Completing the signup form is a challenging stage, during which many potential clients are lost. This is an example of a small touch that connects the user to the product as early as the signup stage.

A charming example from MailChimp that makes me smile even after seeing it a hundred times: MailChimp did a great job capturing the moment before a newsletter is sent to hundreds or thousands of people, where people get to the ‘no-return’ stage before sending out a newsletter to thousands of people. MailChimp uses an animation of their iconic chimp who, with a sweat-soaked hand, prepares to push the button; in this way, they generate a funny sense of identification that makes overcoming this unpleasant step a friendlier experience.

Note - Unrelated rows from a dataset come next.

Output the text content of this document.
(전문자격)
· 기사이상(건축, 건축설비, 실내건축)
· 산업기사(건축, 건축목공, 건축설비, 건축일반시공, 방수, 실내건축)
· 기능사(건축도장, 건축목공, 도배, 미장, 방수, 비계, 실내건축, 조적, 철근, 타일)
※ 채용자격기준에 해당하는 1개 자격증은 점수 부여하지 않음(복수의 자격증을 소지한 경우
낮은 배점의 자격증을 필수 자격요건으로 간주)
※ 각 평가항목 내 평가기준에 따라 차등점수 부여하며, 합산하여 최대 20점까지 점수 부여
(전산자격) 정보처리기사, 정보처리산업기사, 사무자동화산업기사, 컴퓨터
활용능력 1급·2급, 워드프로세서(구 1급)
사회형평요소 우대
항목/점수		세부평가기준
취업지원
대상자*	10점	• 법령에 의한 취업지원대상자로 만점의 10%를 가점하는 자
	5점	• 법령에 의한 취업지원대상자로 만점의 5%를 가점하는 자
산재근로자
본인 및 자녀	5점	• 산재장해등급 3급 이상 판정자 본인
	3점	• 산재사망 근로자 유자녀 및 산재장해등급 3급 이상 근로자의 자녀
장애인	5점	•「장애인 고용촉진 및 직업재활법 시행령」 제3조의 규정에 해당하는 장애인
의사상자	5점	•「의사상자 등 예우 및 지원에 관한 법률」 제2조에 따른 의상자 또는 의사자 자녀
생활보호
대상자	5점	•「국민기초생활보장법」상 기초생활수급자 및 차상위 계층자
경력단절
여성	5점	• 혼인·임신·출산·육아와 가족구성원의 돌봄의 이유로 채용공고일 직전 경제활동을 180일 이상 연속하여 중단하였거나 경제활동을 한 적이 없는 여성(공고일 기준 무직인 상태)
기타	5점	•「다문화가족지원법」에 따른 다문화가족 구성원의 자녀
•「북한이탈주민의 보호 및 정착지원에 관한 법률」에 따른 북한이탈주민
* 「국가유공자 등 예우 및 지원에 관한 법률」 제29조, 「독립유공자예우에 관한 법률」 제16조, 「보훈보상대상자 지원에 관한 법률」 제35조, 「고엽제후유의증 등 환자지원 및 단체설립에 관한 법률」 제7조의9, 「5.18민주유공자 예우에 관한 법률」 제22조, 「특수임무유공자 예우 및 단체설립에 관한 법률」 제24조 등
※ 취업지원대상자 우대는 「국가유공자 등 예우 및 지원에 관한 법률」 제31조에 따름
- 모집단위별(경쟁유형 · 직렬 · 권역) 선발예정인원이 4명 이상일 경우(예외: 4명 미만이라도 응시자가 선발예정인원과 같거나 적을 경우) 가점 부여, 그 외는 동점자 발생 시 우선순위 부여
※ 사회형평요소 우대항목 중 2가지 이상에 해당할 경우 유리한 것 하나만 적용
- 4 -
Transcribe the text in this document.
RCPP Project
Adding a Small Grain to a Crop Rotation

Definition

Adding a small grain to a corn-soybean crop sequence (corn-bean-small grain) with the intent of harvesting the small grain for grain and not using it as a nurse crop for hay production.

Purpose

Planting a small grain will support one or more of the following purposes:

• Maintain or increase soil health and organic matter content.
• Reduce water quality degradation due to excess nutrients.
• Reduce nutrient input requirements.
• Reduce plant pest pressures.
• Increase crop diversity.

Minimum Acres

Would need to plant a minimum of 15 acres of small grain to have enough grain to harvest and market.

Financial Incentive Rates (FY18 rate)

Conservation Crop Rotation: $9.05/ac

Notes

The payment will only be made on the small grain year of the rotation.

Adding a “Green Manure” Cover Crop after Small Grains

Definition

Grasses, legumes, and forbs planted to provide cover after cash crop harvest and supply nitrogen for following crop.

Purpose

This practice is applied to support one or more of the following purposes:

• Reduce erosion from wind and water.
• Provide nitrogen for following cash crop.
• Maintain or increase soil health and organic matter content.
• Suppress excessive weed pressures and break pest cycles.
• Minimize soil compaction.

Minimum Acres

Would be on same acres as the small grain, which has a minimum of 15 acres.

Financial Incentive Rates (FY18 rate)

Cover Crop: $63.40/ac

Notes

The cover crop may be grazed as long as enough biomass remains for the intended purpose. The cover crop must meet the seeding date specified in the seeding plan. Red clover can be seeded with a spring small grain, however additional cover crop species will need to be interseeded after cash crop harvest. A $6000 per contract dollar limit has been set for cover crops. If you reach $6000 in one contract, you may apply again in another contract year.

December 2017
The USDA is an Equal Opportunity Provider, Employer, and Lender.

And one last example from Takipi – the most challenging step in the funnel was the stage in which users had to install an agent on their server. Although the installation itself takes less than a minute, this step is much more demanding than other parts of the installation. We chose a mildly ‘guilt-tripping’ approach and used the monster character. Instead of sending nagging emails requesting the user to complete the installation, we chose to tell a story about Fred the monster who is stuck in the middle of nowhere, alone, in the dark – because you started but did not complete the installation process. These emails were filled with humor and told a story, helping us increase the number of users completing the installation by a few percent.